WASHINGTON - Food and Drug Administration delays in approving medical devices risk driving medical technology companies to Europe and China, U.S. Rep. Erik Paulsen said Thursday in a congressional hearing.

Paulsen wants to examine importing European methods of approving medical devices so companies don't export their business, he said at a House Government and Oversight Subcommittee hearing. The Minnesota Republican is preparing to draft legislation to streamline the approval process, he said.

"I believe the medical technology industry -- an American success story, one that routinely revolutionizes patient care and creates thousands of high-tech jobs -- is at risk of drying up and moving overseas," Paulsen said.

Jeffrey Shuren, director of the FDA's Centers for Devices and Radiological Health, acknowledged that improvements could be made to the approval process, something the FDA proposed earlier this year for cutting-edge devices.

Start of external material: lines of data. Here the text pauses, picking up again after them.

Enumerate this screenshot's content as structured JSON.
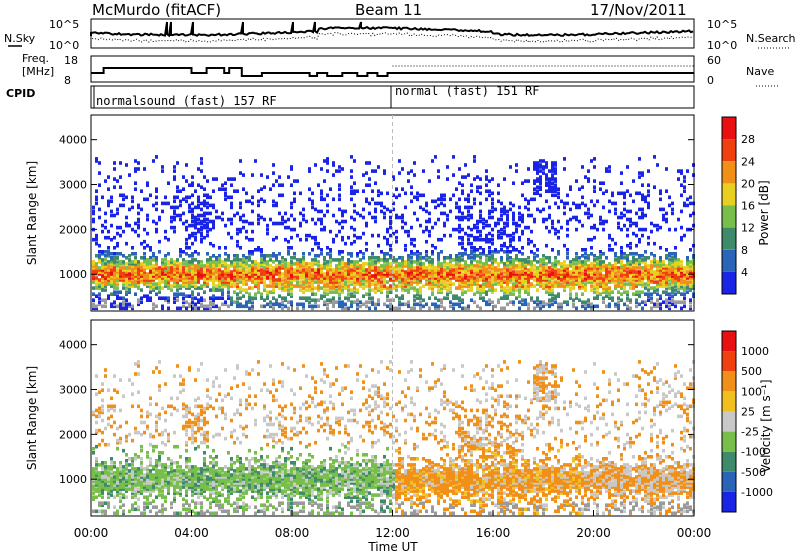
{
  "header": {
    "radar": "McMurdo (fitACF)",
    "beam": "Beam 11",
    "date": "17/Nov/2011"
  },
  "top_panels": {
    "noise_left_label": "N.Sky",
    "noise_right_label": "N.Search",
    "noise_left_ticks": [
      "10^5",
      "10^0"
    ],
    "noise_right_ticks": [
      "10^5",
      "10^0"
    ],
    "freq_label_1": "Freq.",
    "freq_label_2": "[MHz]",
    "freq_ticks": [
      "18",
      "8"
    ],
    "nave_label": "Nave",
    "nave_ticks": [
      "60",
      "0"
    ],
    "cpid_label": "CPID",
    "cpid_segments": [
      {
        "label": "normalsound (fast) 157 RF",
        "start_hour": 0
      },
      {
        "label": "normal (fast) 151 RF",
        "start_hour": 12
      }
    ]
  },
  "chart_data": [
    {
      "type": "heatmap",
      "title": "",
      "xlabel": "Time UT",
      "ylabel": "Slant Range [km]",
      "x_ticks": [
        "00:00",
        "04:00",
        "08:00",
        "12:00",
        "16:00",
        "20:00",
        "00:00"
      ],
      "x_range_hours": [
        0,
        24
      ],
      "y_ticks": [
        1000,
        2000,
        3000,
        4000
      ],
      "ylim": [
        180,
        4550
      ],
      "colorbar_label": "Power [dB]",
      "colorbar_ticks": [
        "4",
        "8",
        "12",
        "16",
        "20",
        "24",
        "28"
      ],
      "colorbar_colors": [
        "#1a24e6",
        "#2a64b8",
        "#3e8a6a",
        "#78be4a",
        "#e8d020",
        "#f09018",
        "#f04010",
        "#e81010"
      ]
    },
    {
      "type": "heatmap",
      "title": "",
      "xlabel": "Time UT",
      "ylabel": "Slant Range [km]",
      "x_ticks": [
        "00:00",
        "04:00",
        "08:00",
        "12:00",
        "16:00",
        "20:00",
        "00:00"
      ],
      "x_range_hours": [
        0,
        24
      ],
      "y_ticks": [
        1000,
        2000,
        3000,
        4000
      ],
      "ylim": [
        180,
        4550
      ],
      "colorbar_label": "Velocity [m s⁻¹]",
      "colorbar_ticks": [
        "1000",
        "500",
        "100",
        "25",
        "-25",
        "-100",
        "-500",
        "-1000"
      ],
      "colorbar_colors": [
        "#1a24e6",
        "#2a64b8",
        "#3e8a6a",
        "#78be4a",
        "#c8c8c8",
        "#f0c020",
        "#f09018",
        "#f04010",
        "#e81010"
      ]
    }
  ],
  "colors": {
    "ground_scatter": "#9a9a9a",
    "power_scale": [
      "#1a24e6",
      "#2a64b8",
      "#3e8a6a",
      "#78be4a",
      "#e8d020",
      "#f09018",
      "#f04010",
      "#e81010"
    ],
    "velocity_scale": [
      "#1a24e6",
      "#2a64b8",
      "#3e8a6a",
      "#78be4a",
      "#c8c8c8",
      "#f0c020",
      "#f09018",
      "#f04010",
      "#e81010"
    ]
  }
}
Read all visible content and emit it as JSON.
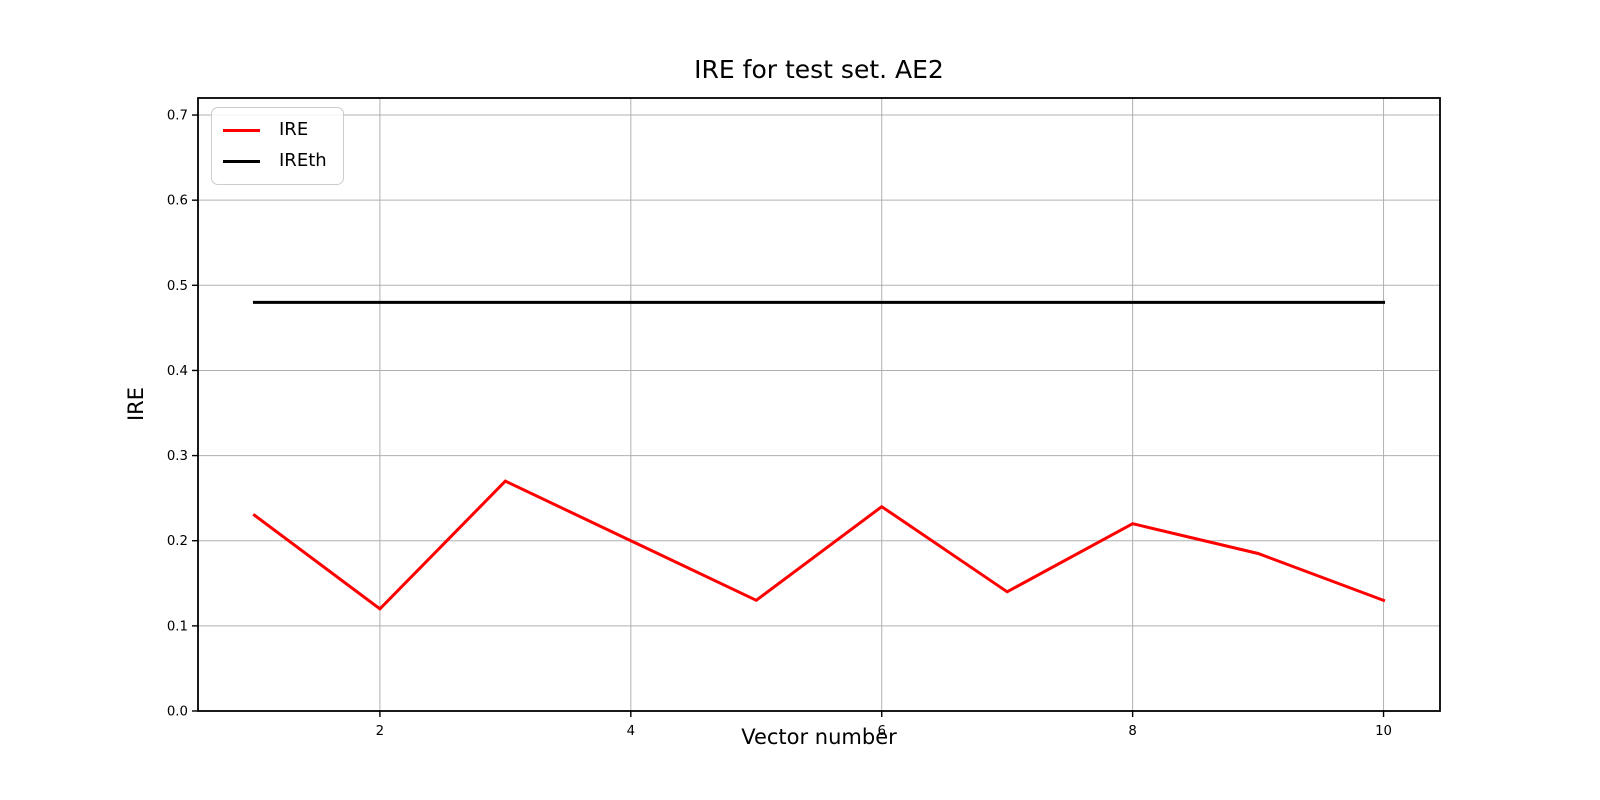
{
  "chart_data": {
    "type": "line",
    "title": "IRE for test set. AE2",
    "xlabel": "Vector number",
    "ylabel": "IRE",
    "x": [
      1,
      2,
      3,
      4,
      5,
      6,
      7,
      8,
      9,
      10
    ],
    "series": [
      {
        "name": "IRE",
        "color": "#ff0000",
        "values": [
          0.23,
          0.12,
          0.27,
          0.2,
          0.13,
          0.24,
          0.14,
          0.22,
          0.185,
          0.13
        ]
      },
      {
        "name": "IREth",
        "color": "#000000",
        "values": [
          0.48,
          0.48,
          0.48,
          0.48,
          0.48,
          0.48,
          0.48,
          0.48,
          0.48,
          0.48
        ]
      }
    ],
    "xlim": [
      0.55,
      10.45
    ],
    "ylim": [
      0.0,
      0.72
    ],
    "xticks": [
      2,
      4,
      6,
      8,
      10
    ],
    "yticks": [
      0.0,
      0.1,
      0.2,
      0.3,
      0.4,
      0.5,
      0.6,
      0.7
    ],
    "grid": true,
    "grid_color": "#b0b0b0",
    "spine_color": "#000000",
    "legend": {
      "position": "upper-left",
      "entries": [
        "IRE",
        "IREth"
      ]
    }
  }
}
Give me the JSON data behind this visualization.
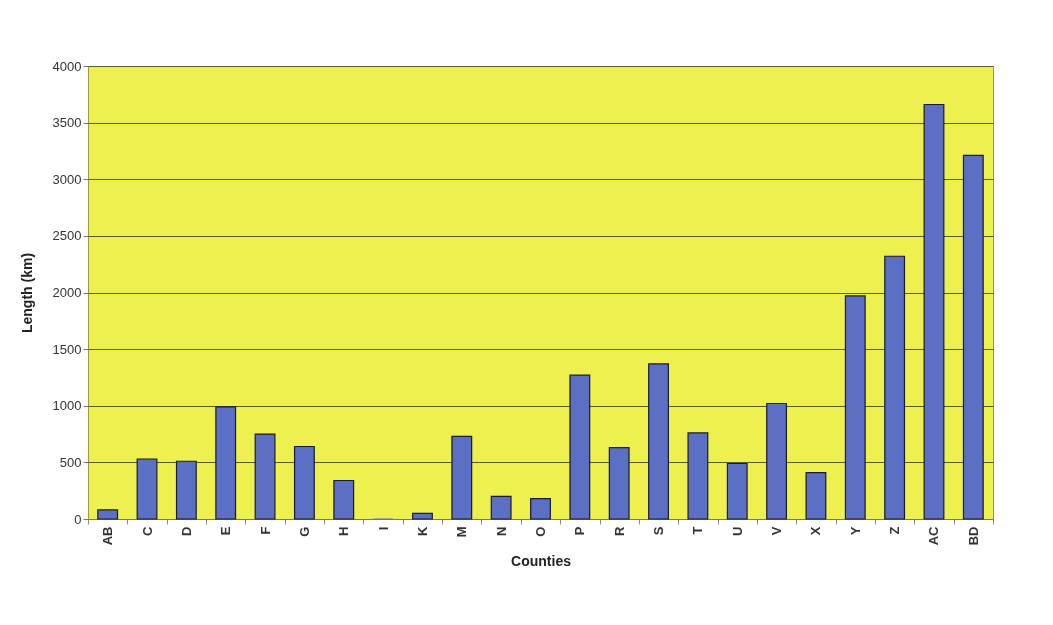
{
  "chart_data": {
    "type": "bar",
    "xlabel": "Counties",
    "ylabel": "Length (km)",
    "categories": [
      "AB",
      "C",
      "D",
      "E",
      "F",
      "G",
      "H",
      "I",
      "K",
      "M",
      "N",
      "O",
      "P",
      "R",
      "S",
      "T",
      "U",
      "V",
      "X",
      "Y",
      "Z",
      "AC",
      "BD"
    ],
    "values": [
      80,
      530,
      510,
      990,
      750,
      640,
      340,
      0,
      50,
      730,
      200,
      180,
      1270,
      630,
      1370,
      760,
      490,
      1020,
      410,
      1970,
      2320,
      3660,
      3210
    ],
    "color": "#5b6fc4",
    "ylim": [
      0,
      4000
    ],
    "yticks": [
      0,
      500,
      1000,
      1500,
      2000,
      2500,
      3000,
      3500,
      4000
    ],
    "grid": "y"
  }
}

But Shuren said the federal agency still must ensure that medical devices are safe. "The solution here isn't for us to lower our standards," he said. "It's to get our program more predictable and efficient."

Paulsen appeared as a committee witness, not a member, for Thursday's hearing. The Minnesota Republican's testimony aligns with the congressional delegation's bipartisan support of the medical technology industry, which has 400 companies and 35,000 employees in Minnesota.

Minnesota's delegation pushed to halve a medical device tax in the health reform bill. Paulsen now has a bill to repeal that tax altogether, though he said Thursday that legislation to streamline the device approval process would remain separate.

Paulsen cited the now-defunct Minnesota company Acorn Cardiovascular, which failed to gain FDA approval for a device to treat heart failure after a decade of back-and-forth with the agency. Paulsen said European devices are often brought to market two years before their American counterparts.

Shuren said that devices that qualify for the agency's 510k process, which move on a faster pathway and make up about 80 percent of the market, are approved before their European counterparts about half the time.

High-risk devices, he said, are approved more quickly in Europe. He said the FDA is not trying to stymie companies, however. "We are not moving the goalposts that much," Shuren said.